On August 5th, CNBC published a general update, “Unions are forming at Starbucks, Apple and Google.  Here’s why workers are organizing now,” by Katie Schoolov.  The first firm, though starting later than Amazon, has had the most locations with recent union activity, as the number of Starbucks coffee shops greatly exceeds that of Amazon offices and warehouses.  The Apple and Google efforts are “slower,” but Starbucks is jumping ahead, and baristas, to name those of one job title, “want a boost to the current starting salary of $15 per hour, more staffing where it’s needed and more say over their schedules,” along with “better benefits,” including “more comprehensive mental health benefits as well because working during a pandemic has been enormously stressful.”  In more specific news, we have “Starbucks accused by union of retaliation over closure of two locations” (Aislinn Murphy, Fox Business, August 23rd), these being in Missouri and Washington State and officially shuttered “over safety concerns,” and “Starbucks illegally withheld raises from workers at unionized stores, National Labor Relations Board complaint alleges” (The Washington Post, August 24th).  Unpleasant. 

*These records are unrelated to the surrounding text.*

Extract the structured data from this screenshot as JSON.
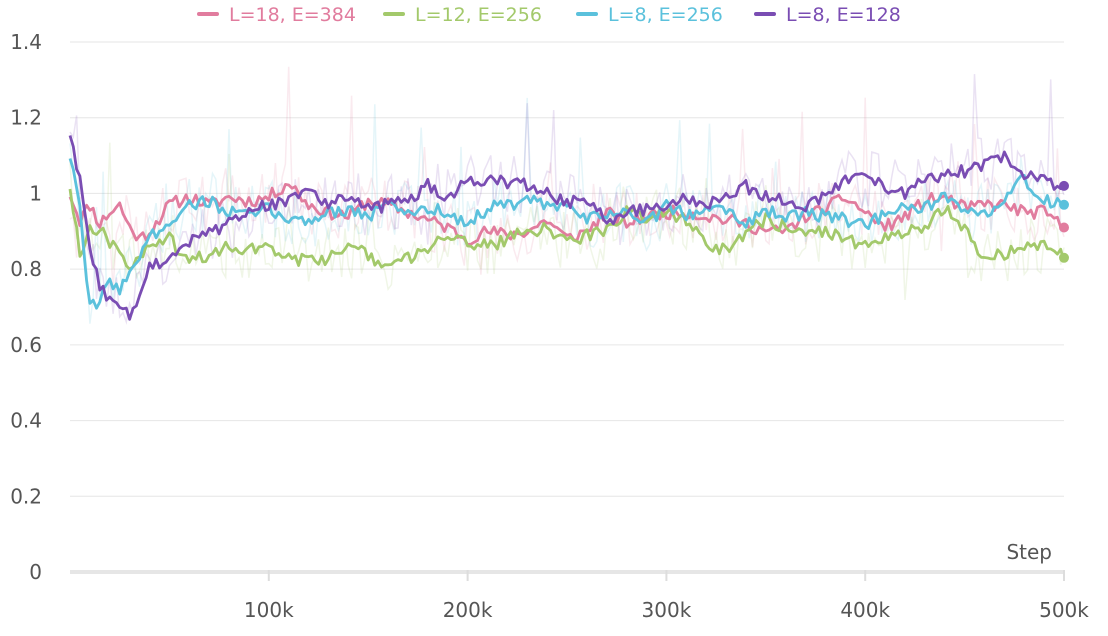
{
  "chart_data": {
    "type": "line",
    "title": "",
    "xlabel": "Step",
    "ylabel": "",
    "xlim": [
      0,
      500000
    ],
    "ylim": [
      0,
      1.4
    ],
    "x_ticks": [
      100000,
      200000,
      300000,
      400000,
      500000
    ],
    "x_tick_labels": [
      "100k",
      "200k",
      "300k",
      "400k",
      "500k"
    ],
    "y_ticks": [
      0,
      0.2,
      0.4,
      0.6,
      0.8,
      1,
      1.2,
      1.4
    ],
    "y_tick_labels": [
      "0",
      "0.2",
      "0.4",
      "0.6",
      "0.8",
      "1",
      "1.2",
      "1.4"
    ],
    "grid": true,
    "legend_position": "top",
    "smoothed": true,
    "x": [
      0,
      5000,
      10000,
      15000,
      20000,
      25000,
      30000,
      35000,
      40000,
      50000,
      60000,
      70000,
      80000,
      90000,
      100000,
      110000,
      120000,
      130000,
      140000,
      150000,
      160000,
      170000,
      180000,
      190000,
      200000,
      210000,
      220000,
      230000,
      240000,
      250000,
      260000,
      270000,
      280000,
      290000,
      300000,
      310000,
      320000,
      330000,
      340000,
      350000,
      360000,
      370000,
      380000,
      390000,
      400000,
      410000,
      420000,
      430000,
      440000,
      450000,
      460000,
      470000,
      480000,
      490000,
      500000
    ],
    "series": [
      {
        "name": "L=18, E=384",
        "color": "#e17c9e",
        "values": [
          1.0,
          0.93,
          0.97,
          0.92,
          0.95,
          0.97,
          0.91,
          0.88,
          0.9,
          0.97,
          0.99,
          0.97,
          0.99,
          0.98,
          0.99,
          1.03,
          0.97,
          0.95,
          0.94,
          0.98,
          0.97,
          0.95,
          0.93,
          0.91,
          0.88,
          0.9,
          0.89,
          0.9,
          0.93,
          0.88,
          0.9,
          0.95,
          0.92,
          0.94,
          0.95,
          0.95,
          0.94,
          0.93,
          0.92,
          0.9,
          0.9,
          0.94,
          0.96,
          0.99,
          0.95,
          0.91,
          0.94,
          0.98,
          0.99,
          0.96,
          0.97,
          0.97,
          0.95,
          0.95,
          0.91
        ]
      },
      {
        "name": "L=12, E=256",
        "color": "#a3c96b",
        "values": [
          1.02,
          0.85,
          0.9,
          0.91,
          0.87,
          0.85,
          0.8,
          0.83,
          0.86,
          0.88,
          0.82,
          0.84,
          0.86,
          0.85,
          0.86,
          0.83,
          0.82,
          0.83,
          0.85,
          0.84,
          0.8,
          0.83,
          0.85,
          0.9,
          0.87,
          0.86,
          0.88,
          0.9,
          0.91,
          0.87,
          0.89,
          0.9,
          0.95,
          0.94,
          0.95,
          0.93,
          0.87,
          0.85,
          0.9,
          0.93,
          0.91,
          0.89,
          0.9,
          0.88,
          0.86,
          0.88,
          0.9,
          0.91,
          0.96,
          0.9,
          0.83,
          0.84,
          0.86,
          0.87,
          0.83
        ]
      },
      {
        "name": "L=8, E=256",
        "color": "#5bc1dc",
        "values": [
          1.1,
          0.95,
          0.7,
          0.72,
          0.76,
          0.75,
          0.8,
          0.83,
          0.88,
          0.93,
          0.97,
          0.98,
          0.95,
          0.94,
          0.96,
          0.93,
          0.93,
          0.95,
          0.96,
          0.94,
          0.97,
          0.95,
          0.96,
          0.95,
          0.92,
          0.96,
          0.97,
          0.98,
          0.97,
          0.96,
          0.93,
          0.95,
          0.95,
          0.92,
          0.97,
          0.94,
          0.97,
          0.96,
          0.92,
          0.96,
          0.93,
          0.95,
          0.94,
          0.93,
          0.92,
          0.94,
          0.96,
          0.96,
          0.99,
          0.94,
          0.95,
          0.98,
          1.04,
          0.98,
          0.97
        ]
      },
      {
        "name": "L=8, E=128",
        "color": "#7a4db3",
        "values": [
          1.16,
          1.03,
          0.85,
          0.75,
          0.72,
          0.69,
          0.68,
          0.74,
          0.8,
          0.84,
          0.87,
          0.9,
          0.92,
          0.95,
          0.97,
          0.98,
          1.02,
          0.97,
          0.99,
          0.96,
          0.97,
          0.98,
          1.02,
          0.99,
          1.03,
          1.04,
          1.03,
          1.02,
          1.0,
          0.98,
          0.97,
          0.93,
          0.95,
          0.96,
          0.97,
          0.99,
          0.97,
          1.0,
          1.02,
          0.99,
          0.98,
          0.96,
          1.0,
          1.03,
          1.04,
          1.02,
          1.0,
          1.04,
          1.05,
          1.06,
          1.08,
          1.1,
          1.05,
          1.03,
          1.02
        ]
      }
    ]
  }
}
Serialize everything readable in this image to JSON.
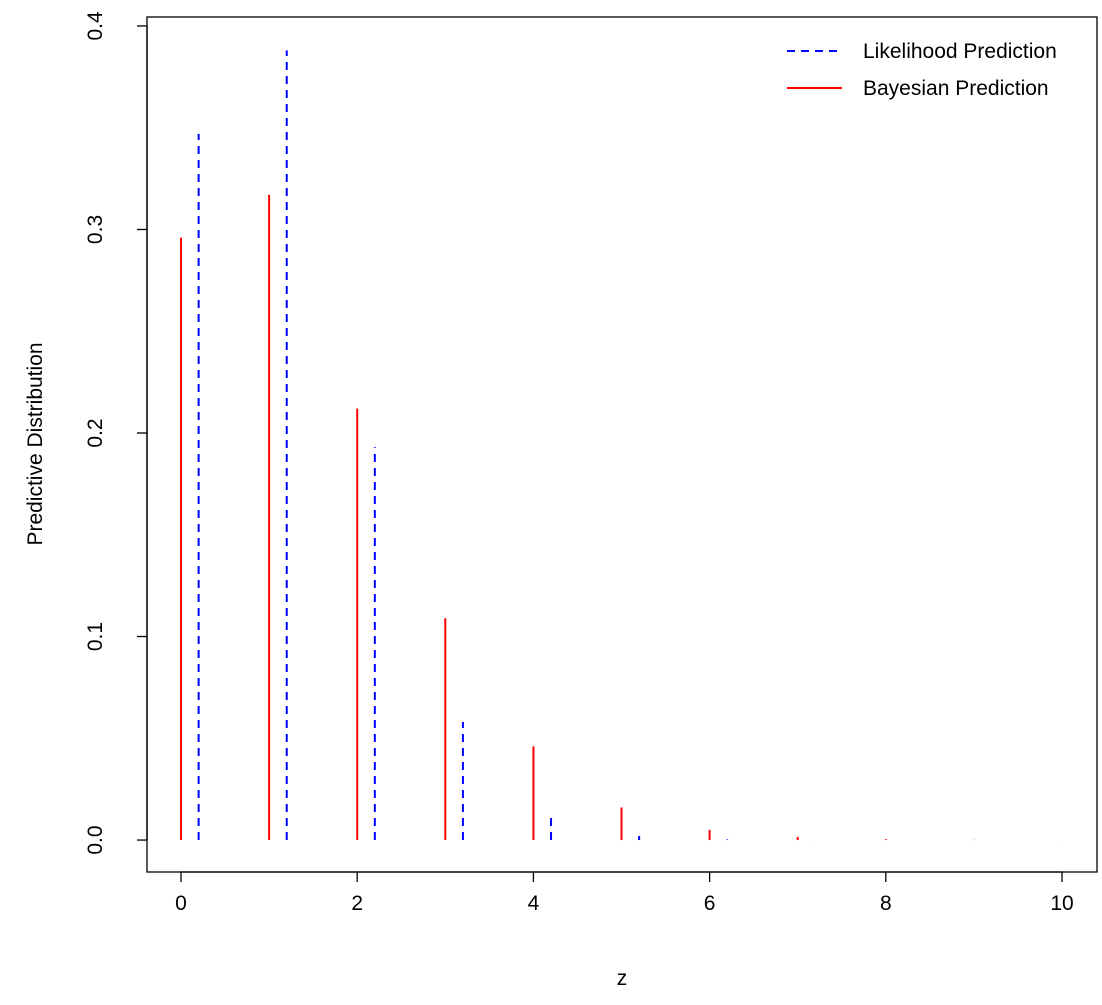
{
  "chart_data": {
    "type": "stem",
    "x_label": "z",
    "y_label": "Predictive Distribution",
    "xlim": [
      -0.386,
      10.397
    ],
    "ylim": [
      -0.0157,
      0.4044
    ],
    "xticks": [
      0,
      2,
      4,
      6,
      8,
      10
    ],
    "yticks": [
      {
        "value": 0,
        "label": "0.0"
      },
      0.1,
      0.2,
      0.3,
      0.4
    ],
    "legend_position": "top-right",
    "series": [
      {
        "name": "Likelihood Prediction",
        "color": "#0000ff",
        "dashed": true,
        "x": [
          0.2,
          1.2,
          2.2,
          3.2,
          4.2,
          5.2,
          6.2,
          7.2,
          8.2,
          9.2,
          10.2
        ],
        "values": [
          0.347,
          0.388,
          0.193,
          0.058,
          0.011,
          0.002,
          0.0003,
          4e-05,
          5e-06,
          6e-07,
          6e-08
        ]
      },
      {
        "name": "Bayesian Prediction",
        "color": "#ff0000",
        "dashed": false,
        "x": [
          0,
          1,
          2,
          3,
          4,
          5,
          6,
          7,
          8,
          9,
          10
        ],
        "values": [
          0.296,
          0.317,
          0.212,
          0.109,
          0.046,
          0.016,
          0.005,
          0.0015,
          0.0004,
          0.0001,
          3e-05
        ]
      }
    ]
  }
}
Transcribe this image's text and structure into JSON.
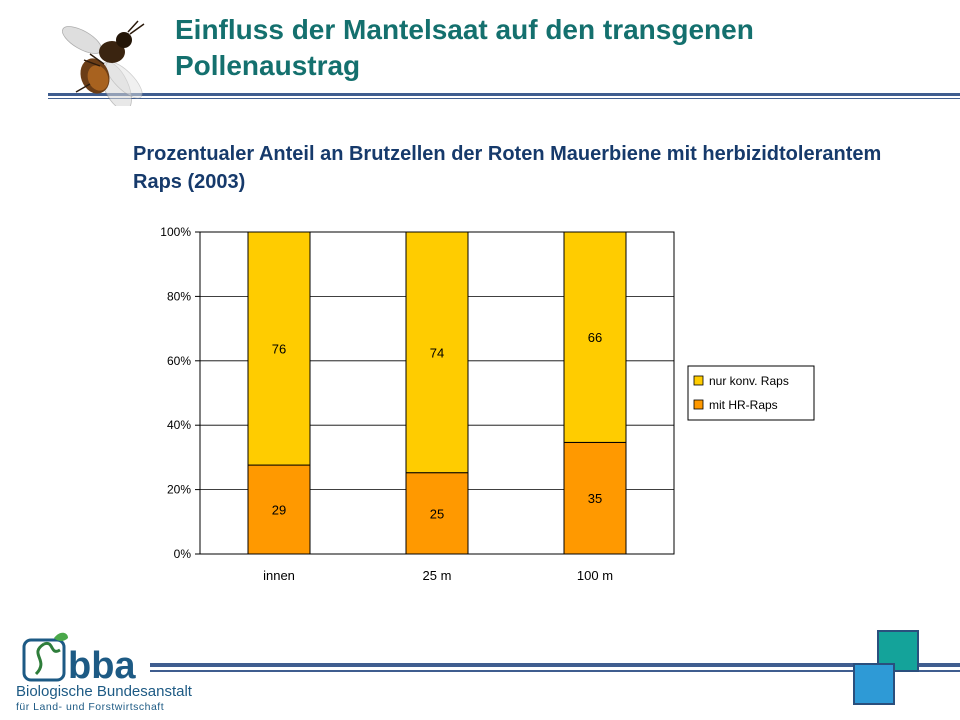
{
  "slide": {
    "title": "Einfluss der Mantelsaat auf den transgenen Pollenaustrag",
    "chart_heading": "Prozentualer Anteil an Brutzellen der Roten Mauerbiene mit herbizidtolerantem Raps (2003)"
  },
  "logo": {
    "wordmark": "bba",
    "line1": "Biologische Bundesanstalt",
    "line2": "für Land- und Forstwirtschaft"
  },
  "colors": {
    "title": "#14706e",
    "heading": "#163a6b",
    "rule": "#3f5d8f",
    "konv": "#ffcc00",
    "hr": "#ff9900"
  },
  "chart_data": {
    "type": "bar",
    "stacked": true,
    "percent_stacked": true,
    "categories": [
      "innen",
      "25 m",
      "100 m"
    ],
    "series": [
      {
        "name": "mit HR-Raps",
        "values": [
          29,
          25,
          35
        ],
        "color": "#ff9900"
      },
      {
        "name": "nur konv. Raps",
        "values": [
          76,
          74,
          66
        ],
        "color": "#ffcc00"
      }
    ],
    "ylim": [
      0,
      100
    ],
    "yticks": [
      "0%",
      "20%",
      "40%",
      "60%",
      "80%",
      "100%"
    ],
    "grid": true,
    "legend_position": "right",
    "legend": [
      "nur konv. Raps",
      "mit HR-Raps"
    ]
  }
}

A 530-location grocery store chain is joining the multiple club, as “Trader Joe’s Workers Vote to Unionize at a Second Store” (Noam Scheiber, The New York Times, August 12th).  This one’s in Minneapolis, joining one in Hadley, Massachusetts, with filing completed by another in Colorado.  They also have their own union, Trader Joe’s United, and have been spurred by dissatisfaction with pay, benefits, and a lack of “protocols or systems in place to handle certain emergencies,” especially in urban settings. 

To reinforce things I wrote about last month, we can see what’s happening here.  With labor in high demand, more and more employees not getting satisfaction with issues are choosing to stay and fight.  I don’t know the histories of how these problems moved from mentioned to causing an elaborate, lengthy, and charge-carrying process, but suspect that unionization was not the first step.  The safety issues are those generally resolved in American workplaces 30 years ago or more.  The monitoring, regulating, and often worker-squeezing ones may be out of line with our current economy, if not simply unreasonable.  The organizing has come so quickly that many companies have doubtless not been able to change quickly enough.

But here are two with no choice.  I wondered why certain shipping company employees dressed as if they were in the tropics; by reading “UPS Drivers Say ‘Brutal’ Heat Is Endangering Their Lives” (Livia Albeck-Ripka, The New York Times, August 20th) I found out.  Apparently an issue shared by Fed Ex and to some extent with the United States Postal Service, the results of the problems, including dehydration and heat exposure with in-vehicle temperatures way over 100 degrees, have included paramedic visits, hospitalizations, and even deaths.  United Parcel Service management is providing the likes of “cooling towels,” “water, ice, electrolyte replacement beverages and fruit,” along with more installed fans, but they will find out soon that that is not enough. 

UPS faces two choices – put air conditioning in all of their “smaller delivery trucks,” none of which have it, or face a blizzard of not only successful lawsuits but a great increase in unionization there, which has about half of its workers represented leaving 200,000 more.  Worse could be coming for FedEx, which has no drivers at all in unions.  If they do not want to turn up in articles such as the above, along with drawing bad public relations, UPS and FedEx will need to end this embarrassing situation.  Here, once again, decisions to unionize will not be made by the workers.